ELK3 expression as a prognostic marker in patients with glioma.

Objective: This study aims to elucidate the expression and clinical relevance of ELK3 in gliomas and to predict its biological functions using comprehensive database analyses.

Methods: We utilized data from glioma patients in the Chinese Glioma Genome Atlas (CGGA) and The Cancer Genome Atlas (TCGA) to investigate ELK3 expression across different tumor grades. The impact of ELK3 expression on patient survival was evaluated using Kaplan-Meier survival analysis, and both univariate and multivariate Cox regression analyses. Additionally, Pearson correlation analysis identified genes associated with ELK3 expression, and these genes underwent functional enrichment analysis via Gene Ontology (GO) and the Kyoto Encyclopedia of Genes and Genomes (KEGG).

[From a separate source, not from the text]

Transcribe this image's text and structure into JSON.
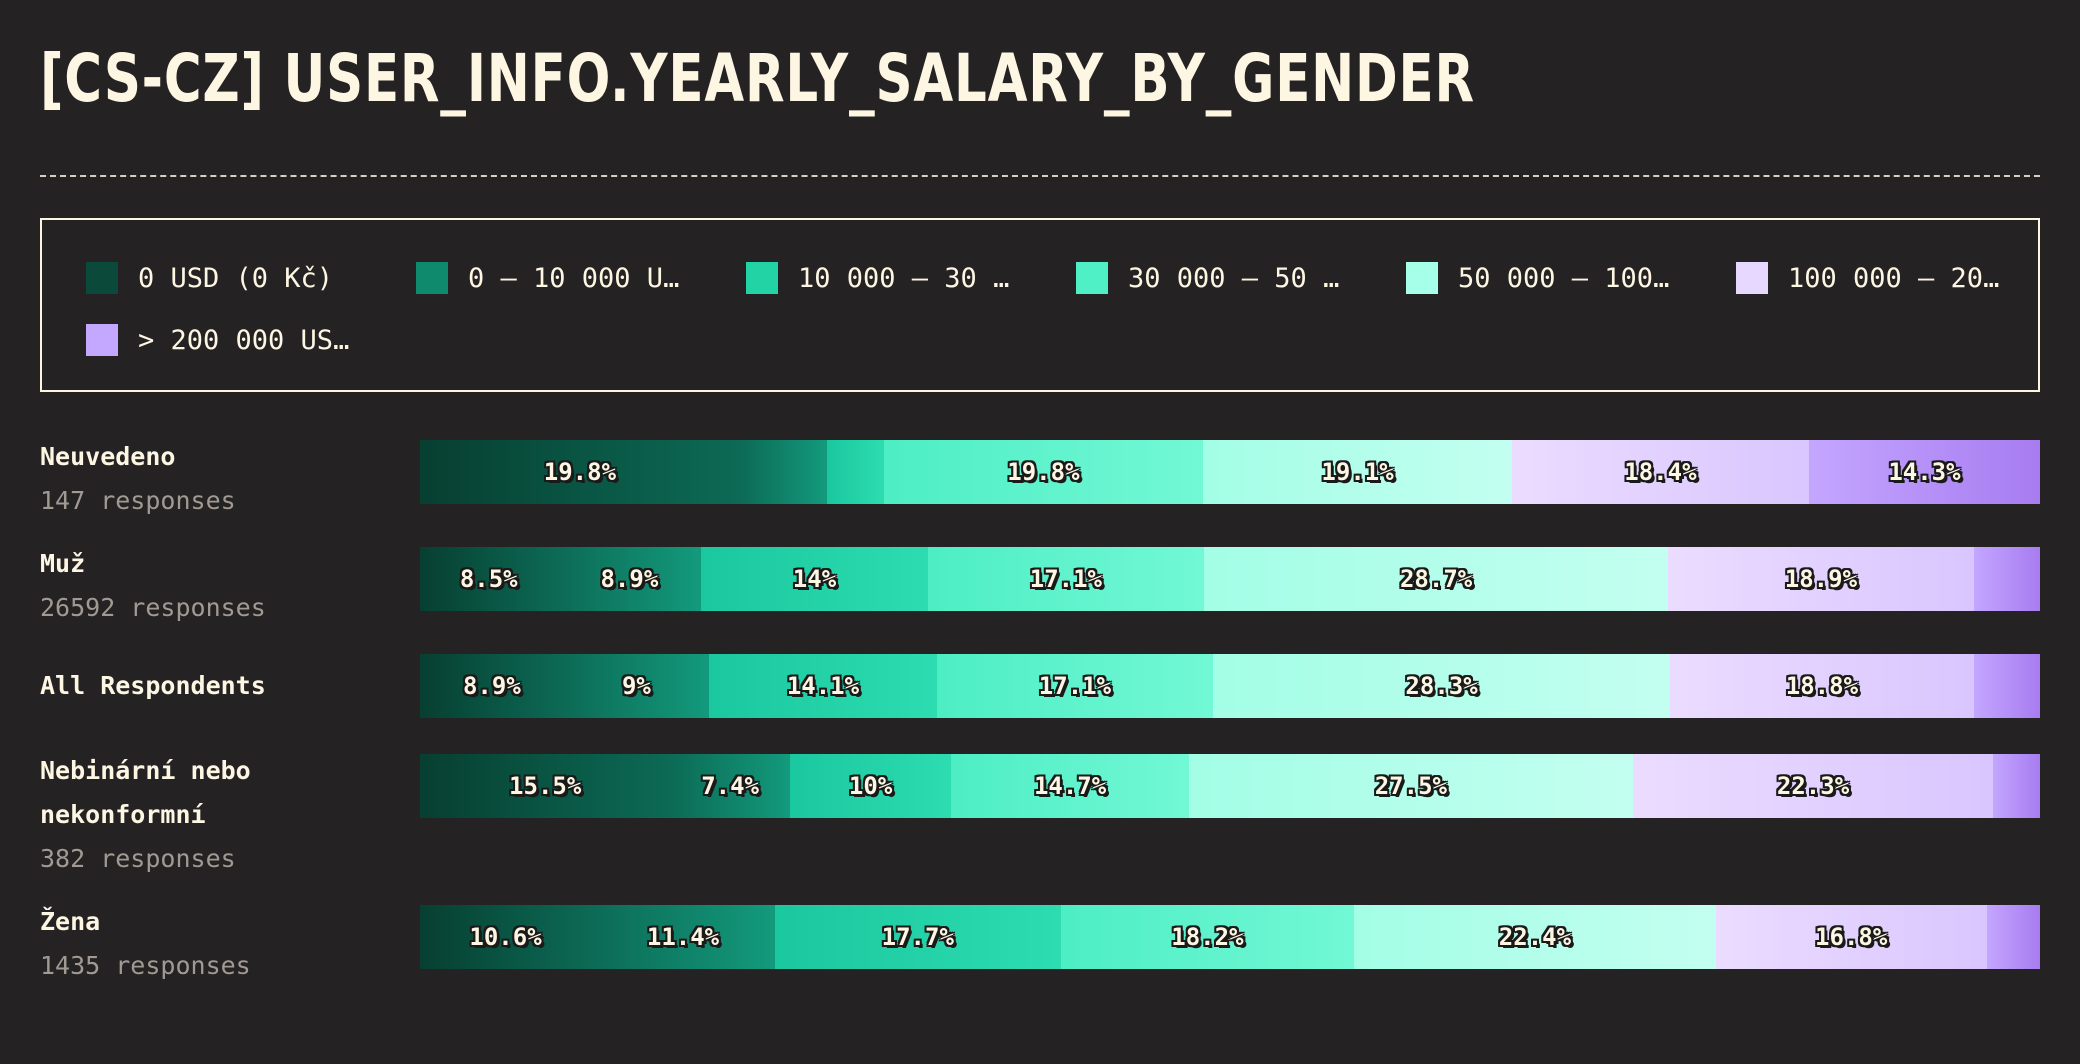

Results: Our findings demonstrate a positive correlation between ELK3 expression and glioma grade, with significant differences in expression observed across grades II, III, and IV (p < 0.05). Elevated ELK3 expression was associated with poorer patient outcomes (p < 0.05). Analyses from both CGGA and TCGA confirmed ELK3 as an independent prognostic factor for gliomas. Functional enrichment analysis revealed significant associations of ELK3 with critical immune-related pathways, including neutrophil activation, T cell activation, and antigen presentation.

Conclusion: ELK3 is established as an independent prognostic marker in gliomas, intimately linked with pivotal immune-related pathways. These insights highlight the potential of ELK3 as both a biomarker and a therapeutic target in the management of glioma, offering avenues for improved prognostic assessments and therapeutic strategies.